Updated September 29, 2009
Obama Administration Limits Access to Guantanamo, Raising Transparency Questions
, FOXNews.com
The Obama administration has tightened access to the detention camps at Guantanamo Bay, leading to criticism that it is not living up to its pledges of transparency.
In the run-up to the presumed closure of Guantanamo Bay, the Obama administration has tightened access to the detention camps and made it tougher for reporters to speak with the guards and prisoners at the site.
The adjustments come as the administration struggles to follow through on its pledge to shutter the controversial Cuba-based facility by January, a deadline officials acknowledge might not be met.
But some question the decision to rein in access -- since the administration ran on a platform of transparency.
American Civil Liberties Union Director Anthony Romero said the access problems grate against the administration's pledges.
"It's frustrating," Romero told FOX News during an interview at the Navy base.
He said his organization has never been allowed inside the detention camps -- not under the Bush or Obama administrations -- but suggested that he was expecting more access since Jan. 20.
"Especially now in light of the Obama administration saying they wish to have greater transparency, it's more than a bit ironic that members of the press are now being denied access to the camps when they had it before under President Bush," he said.
The beat reporters who routinely cover the military commissions at the base used to be invited on military-planned side trips to the detention camps when court was not in session. The trips allowed journalists to film, photograph and write about conditions inside.
That is no longer the case. Several sources told FOX News the decision to discontinue the trips came from Washington and the Pentagon.
Pentagon spokesman Bryan Whitman offered a brief explanation when asked about the decision-making process.
"Past experience has led me to believe it is best to keep these visits focused on the purpose of trip, which in this case is military commission motions," he said in an e-mail.
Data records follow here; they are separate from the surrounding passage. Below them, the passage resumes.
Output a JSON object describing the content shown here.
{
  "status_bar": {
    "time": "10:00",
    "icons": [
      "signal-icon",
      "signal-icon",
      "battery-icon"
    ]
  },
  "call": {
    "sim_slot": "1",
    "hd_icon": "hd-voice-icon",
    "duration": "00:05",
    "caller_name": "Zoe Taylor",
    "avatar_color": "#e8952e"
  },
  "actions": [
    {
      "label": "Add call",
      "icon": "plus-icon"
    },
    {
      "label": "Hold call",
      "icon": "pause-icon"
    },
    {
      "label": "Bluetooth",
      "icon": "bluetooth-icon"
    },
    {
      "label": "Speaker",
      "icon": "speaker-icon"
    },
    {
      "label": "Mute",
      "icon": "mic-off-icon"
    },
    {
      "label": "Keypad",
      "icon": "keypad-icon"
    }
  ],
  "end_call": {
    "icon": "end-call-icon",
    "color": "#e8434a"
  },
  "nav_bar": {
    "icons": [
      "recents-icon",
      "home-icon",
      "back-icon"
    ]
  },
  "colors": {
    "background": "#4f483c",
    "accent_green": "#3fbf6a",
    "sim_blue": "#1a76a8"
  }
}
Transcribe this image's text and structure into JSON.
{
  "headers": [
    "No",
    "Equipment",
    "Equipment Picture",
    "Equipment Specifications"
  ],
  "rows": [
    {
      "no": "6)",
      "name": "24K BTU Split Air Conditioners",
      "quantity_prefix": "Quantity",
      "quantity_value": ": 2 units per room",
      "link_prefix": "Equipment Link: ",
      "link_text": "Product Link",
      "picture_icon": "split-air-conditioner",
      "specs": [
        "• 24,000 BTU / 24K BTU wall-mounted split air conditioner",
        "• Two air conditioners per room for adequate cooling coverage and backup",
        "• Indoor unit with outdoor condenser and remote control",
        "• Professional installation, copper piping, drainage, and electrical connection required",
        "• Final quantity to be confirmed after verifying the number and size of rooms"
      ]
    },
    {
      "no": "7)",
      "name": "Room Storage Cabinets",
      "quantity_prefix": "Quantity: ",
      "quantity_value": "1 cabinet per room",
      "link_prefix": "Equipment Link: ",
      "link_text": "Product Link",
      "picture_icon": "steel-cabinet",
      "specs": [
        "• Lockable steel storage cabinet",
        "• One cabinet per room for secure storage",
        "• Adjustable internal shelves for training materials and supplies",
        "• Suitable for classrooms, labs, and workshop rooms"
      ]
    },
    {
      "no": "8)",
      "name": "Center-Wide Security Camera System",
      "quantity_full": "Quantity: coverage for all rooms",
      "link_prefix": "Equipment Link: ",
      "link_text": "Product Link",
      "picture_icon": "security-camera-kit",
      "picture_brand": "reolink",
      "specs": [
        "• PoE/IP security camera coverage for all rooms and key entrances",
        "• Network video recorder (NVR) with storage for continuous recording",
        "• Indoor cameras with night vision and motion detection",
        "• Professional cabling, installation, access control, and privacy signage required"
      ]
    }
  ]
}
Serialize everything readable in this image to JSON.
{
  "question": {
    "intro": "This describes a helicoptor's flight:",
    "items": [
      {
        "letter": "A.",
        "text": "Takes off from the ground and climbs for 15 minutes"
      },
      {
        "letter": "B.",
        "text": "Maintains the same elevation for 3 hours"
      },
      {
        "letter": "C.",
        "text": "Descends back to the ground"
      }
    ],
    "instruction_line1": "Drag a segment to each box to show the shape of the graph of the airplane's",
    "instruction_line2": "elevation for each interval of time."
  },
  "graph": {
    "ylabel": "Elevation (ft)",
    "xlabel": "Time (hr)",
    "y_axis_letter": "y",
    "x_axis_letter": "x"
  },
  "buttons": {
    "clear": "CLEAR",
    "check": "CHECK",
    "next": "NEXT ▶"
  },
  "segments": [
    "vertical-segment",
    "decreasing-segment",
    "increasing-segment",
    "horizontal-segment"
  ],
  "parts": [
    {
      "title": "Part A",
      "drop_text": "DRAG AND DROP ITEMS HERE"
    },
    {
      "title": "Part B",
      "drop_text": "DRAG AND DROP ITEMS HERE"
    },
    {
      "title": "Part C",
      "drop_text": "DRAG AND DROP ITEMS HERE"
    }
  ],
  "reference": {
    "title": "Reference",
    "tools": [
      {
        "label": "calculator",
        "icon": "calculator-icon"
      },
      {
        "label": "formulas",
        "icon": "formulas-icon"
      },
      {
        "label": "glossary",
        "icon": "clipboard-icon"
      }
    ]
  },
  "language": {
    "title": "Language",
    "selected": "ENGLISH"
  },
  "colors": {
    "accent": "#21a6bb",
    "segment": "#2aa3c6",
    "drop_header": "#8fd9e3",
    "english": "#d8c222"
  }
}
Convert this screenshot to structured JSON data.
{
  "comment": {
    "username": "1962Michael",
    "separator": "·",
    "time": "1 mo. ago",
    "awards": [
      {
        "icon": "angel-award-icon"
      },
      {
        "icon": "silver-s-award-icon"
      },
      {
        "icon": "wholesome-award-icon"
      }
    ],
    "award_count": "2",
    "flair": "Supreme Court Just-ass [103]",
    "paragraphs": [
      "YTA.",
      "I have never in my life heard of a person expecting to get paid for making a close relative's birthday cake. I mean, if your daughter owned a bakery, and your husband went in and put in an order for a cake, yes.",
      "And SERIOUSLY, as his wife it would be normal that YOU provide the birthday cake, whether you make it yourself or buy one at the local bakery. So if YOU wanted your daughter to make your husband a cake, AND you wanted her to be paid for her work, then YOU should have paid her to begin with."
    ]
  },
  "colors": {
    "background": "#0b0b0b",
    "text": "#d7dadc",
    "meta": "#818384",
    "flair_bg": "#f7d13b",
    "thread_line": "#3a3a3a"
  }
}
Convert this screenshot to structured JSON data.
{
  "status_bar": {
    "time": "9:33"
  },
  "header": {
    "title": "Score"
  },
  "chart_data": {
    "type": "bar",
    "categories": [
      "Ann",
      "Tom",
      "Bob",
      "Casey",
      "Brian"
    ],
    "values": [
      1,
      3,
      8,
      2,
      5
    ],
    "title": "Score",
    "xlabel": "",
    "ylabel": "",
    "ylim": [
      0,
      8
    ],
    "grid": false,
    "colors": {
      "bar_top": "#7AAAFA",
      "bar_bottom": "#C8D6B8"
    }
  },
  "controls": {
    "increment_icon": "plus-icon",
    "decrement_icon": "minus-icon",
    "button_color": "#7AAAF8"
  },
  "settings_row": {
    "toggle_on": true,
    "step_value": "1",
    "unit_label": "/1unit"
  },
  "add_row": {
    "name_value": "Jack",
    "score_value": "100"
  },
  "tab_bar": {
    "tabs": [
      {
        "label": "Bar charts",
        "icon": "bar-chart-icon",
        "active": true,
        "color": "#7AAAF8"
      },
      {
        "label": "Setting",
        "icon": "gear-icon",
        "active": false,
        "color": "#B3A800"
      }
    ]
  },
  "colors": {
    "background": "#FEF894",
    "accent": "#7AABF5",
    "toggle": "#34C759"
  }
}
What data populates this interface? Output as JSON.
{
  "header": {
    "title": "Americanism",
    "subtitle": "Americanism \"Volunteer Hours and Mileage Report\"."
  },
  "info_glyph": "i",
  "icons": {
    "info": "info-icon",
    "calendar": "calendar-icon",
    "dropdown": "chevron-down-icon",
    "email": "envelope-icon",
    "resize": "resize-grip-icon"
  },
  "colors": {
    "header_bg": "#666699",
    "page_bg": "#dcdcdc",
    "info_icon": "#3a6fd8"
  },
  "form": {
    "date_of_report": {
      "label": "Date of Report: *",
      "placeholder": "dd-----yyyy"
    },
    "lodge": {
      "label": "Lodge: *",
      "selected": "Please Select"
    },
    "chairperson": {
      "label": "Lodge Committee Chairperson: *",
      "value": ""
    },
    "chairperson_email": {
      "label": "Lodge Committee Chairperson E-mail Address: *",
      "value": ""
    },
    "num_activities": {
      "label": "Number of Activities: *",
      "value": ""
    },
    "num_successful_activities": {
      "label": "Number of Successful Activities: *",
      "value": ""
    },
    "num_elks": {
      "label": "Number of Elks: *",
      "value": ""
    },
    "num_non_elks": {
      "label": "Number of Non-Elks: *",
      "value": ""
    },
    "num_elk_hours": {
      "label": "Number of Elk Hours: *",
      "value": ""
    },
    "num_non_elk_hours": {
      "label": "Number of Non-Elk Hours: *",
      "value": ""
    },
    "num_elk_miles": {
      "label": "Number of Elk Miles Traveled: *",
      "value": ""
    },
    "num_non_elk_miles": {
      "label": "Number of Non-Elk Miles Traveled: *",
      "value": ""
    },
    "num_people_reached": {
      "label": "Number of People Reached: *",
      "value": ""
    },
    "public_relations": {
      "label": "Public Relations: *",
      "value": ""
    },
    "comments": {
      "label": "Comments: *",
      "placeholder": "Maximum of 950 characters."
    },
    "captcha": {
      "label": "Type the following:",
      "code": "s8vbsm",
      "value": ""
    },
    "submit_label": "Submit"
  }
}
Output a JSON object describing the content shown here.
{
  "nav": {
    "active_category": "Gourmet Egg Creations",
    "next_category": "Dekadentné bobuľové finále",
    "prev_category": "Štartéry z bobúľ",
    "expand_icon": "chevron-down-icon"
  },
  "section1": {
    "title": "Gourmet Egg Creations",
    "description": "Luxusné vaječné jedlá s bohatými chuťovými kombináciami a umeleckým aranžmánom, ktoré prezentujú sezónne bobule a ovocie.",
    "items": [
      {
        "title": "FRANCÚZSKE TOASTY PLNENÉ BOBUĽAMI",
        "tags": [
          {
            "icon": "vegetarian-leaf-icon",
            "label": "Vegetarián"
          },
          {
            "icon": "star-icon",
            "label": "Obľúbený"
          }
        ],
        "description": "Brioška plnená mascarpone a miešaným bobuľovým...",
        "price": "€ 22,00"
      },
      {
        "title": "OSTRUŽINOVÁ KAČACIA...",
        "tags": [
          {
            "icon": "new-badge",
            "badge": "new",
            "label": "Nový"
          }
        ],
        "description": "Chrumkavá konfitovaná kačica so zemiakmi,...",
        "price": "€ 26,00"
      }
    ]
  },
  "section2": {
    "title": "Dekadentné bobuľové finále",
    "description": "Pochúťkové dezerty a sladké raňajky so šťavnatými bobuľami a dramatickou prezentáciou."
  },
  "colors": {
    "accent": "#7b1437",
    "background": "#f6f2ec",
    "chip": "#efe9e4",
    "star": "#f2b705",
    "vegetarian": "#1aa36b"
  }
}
Sources told FOX News that one possible trigger for the decision could be reporters' interaction with Chinese Muslims known as Uighurs during a May visit to Camp Iguana.
At that time, the 17 detainees were cleared for release and were being housed in a separate, minimum-security camp. During the visit by FOX News reporters and other journalists, two of the detainees held up offensive messages -- including references to Hitler -- scrawled on their government-issued art pads and questioned on camera whether President Obama was "a Communist or a Democrat."
They questioned whether Obama was oppressing them like the Chinese because they had not been released four months after the president promised to close the detention camps at Guantanamo.
Sources said the incident was highly embarrassing for the Pentagon and the White House, which was feverishly trying to find a home for them.
Since that media visit, no more trips to the camp have been offered to the beat reporters. While reporters were taken to all of the detention camps in May, press trips in July and early September did not include any tours of the detention camps.
Some news organizations, including FOX News, were discouraged from making the latest trip to Guantanamo in September because military officials insisted nothing of note would happen at the commission hearings and no tours of the camps were planned.
The Defense Department now recommends that beat reporters book separate trips as opposed to lumping in visits to the camps during coverage of the military commissions. But since the added expense and time commitment associated with separate trips can be prohibitive, coverage of Guantanamo has diminished.
Romero said it's important to continue to press for access at Guantanamo.
"I think especially the media," he said. "I can understand why they don't want a number of outsiders perhaps traipsing through the camps. But members of the media have an important role to play in informing the American public on whether or not the conditions of confinement are actually humane, and asking the questions, seeing with their very own eyes."